How to change SSH port

Linux administration removal is usually performed via the application layer network protocol - SSH. Its peculiarity is that it allows tunneling of TCP connections. It appeared back in 1995, but even today has not lost its relevance. The protocol allows using a graphical shell to perform administration, for this purpose it is enough to use the command line, as well as to monitor remote file systems and perform various file operations.

SSH-server by default works using the 22nd TCP port. But in some cases there is a need to change this port. Usually the need arises in order to provide preventive protection against bruteforce attacks directed exactly at port 22, or to free this port occupied by another application. In general, there are many different situations, and regardless of the reason, you can change the port with a little effort.

Changing the SSH port

In most types of Linux, the SSH server configuration file is located at /etc/ssh/sshd_config.

To find out exactly where it is located, use the command:

$ sudo find /etc/ -name "sshd_config"

Once you know the path, open the sshd_config file in a text editor:

$ sudo nano /etc/ssh/sshd_config

In the opened editor, we are primarily interested in line number 22. Find and change the value of Port 22 to Port 333. It may be that the line is commented out, in which case remove the comment and change the port value from the example above. Don't forget to save your changes.

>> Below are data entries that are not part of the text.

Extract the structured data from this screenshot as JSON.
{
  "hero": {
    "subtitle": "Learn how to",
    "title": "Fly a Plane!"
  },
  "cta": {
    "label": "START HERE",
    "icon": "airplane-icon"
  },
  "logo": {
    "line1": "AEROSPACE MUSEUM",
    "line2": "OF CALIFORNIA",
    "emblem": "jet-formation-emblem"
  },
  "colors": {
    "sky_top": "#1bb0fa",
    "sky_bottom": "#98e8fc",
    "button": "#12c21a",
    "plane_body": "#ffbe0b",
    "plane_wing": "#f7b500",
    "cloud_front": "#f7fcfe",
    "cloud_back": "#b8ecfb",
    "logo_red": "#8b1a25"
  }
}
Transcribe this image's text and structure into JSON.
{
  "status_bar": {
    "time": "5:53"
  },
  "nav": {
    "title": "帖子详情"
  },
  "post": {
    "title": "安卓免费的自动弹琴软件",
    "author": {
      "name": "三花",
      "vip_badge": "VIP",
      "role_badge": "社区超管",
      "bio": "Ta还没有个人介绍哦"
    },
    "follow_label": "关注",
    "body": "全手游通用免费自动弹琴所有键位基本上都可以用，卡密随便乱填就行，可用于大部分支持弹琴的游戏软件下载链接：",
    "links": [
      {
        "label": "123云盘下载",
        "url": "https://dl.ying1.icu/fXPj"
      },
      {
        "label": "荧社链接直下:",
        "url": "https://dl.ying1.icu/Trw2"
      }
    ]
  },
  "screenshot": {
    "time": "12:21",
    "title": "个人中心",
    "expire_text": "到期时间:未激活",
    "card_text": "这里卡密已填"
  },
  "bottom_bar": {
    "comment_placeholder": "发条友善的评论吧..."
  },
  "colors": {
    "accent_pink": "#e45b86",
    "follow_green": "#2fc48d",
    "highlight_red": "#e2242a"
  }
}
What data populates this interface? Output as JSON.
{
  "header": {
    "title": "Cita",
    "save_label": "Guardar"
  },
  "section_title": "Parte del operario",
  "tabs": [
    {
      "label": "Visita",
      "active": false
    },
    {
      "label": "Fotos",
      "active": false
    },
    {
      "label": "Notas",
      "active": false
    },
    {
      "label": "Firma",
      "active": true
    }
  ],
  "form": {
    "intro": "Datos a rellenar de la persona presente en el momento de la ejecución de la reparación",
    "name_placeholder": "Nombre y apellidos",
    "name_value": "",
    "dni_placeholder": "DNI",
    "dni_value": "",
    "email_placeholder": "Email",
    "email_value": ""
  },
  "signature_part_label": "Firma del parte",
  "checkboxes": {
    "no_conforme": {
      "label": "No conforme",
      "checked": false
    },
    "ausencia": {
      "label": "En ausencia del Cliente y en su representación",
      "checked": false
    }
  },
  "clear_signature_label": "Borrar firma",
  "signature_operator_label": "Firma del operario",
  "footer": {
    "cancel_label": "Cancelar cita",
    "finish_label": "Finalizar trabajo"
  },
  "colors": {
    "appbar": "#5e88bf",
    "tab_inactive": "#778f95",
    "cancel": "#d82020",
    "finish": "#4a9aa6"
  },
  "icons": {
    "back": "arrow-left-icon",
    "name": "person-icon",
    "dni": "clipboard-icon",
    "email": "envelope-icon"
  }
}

The next command is to restart the SSH domain:

$ sudo systemctl restart sshd

To check the result of the work run the command:

$ sudo netstat -tupln | grep ssh

In the editor that opens, we are interested in the line tcp 0.0.0.0.0:333 LISTEN, which tells us that the specified Port 333 is in use.

In all SSH clients, don't forget to change the port. Also do not forget to add the port to the firewall exclusion list, if your system has one. And it is desirable to do this immediately before you reboot SSH on the server to which the connection is established.

For UFV command:

$ sudo ufw allow 333/tcp

For iptables the command is different:

$ sudo firewall-cmd --permanent --add-port=333/tcp

sudo firewall-cmd reload

Port 333 is listed as an example, just to show you how to make the change on your system. There is nothing complicated about it. In just a few minutes you can get rid of the annoying bot attack.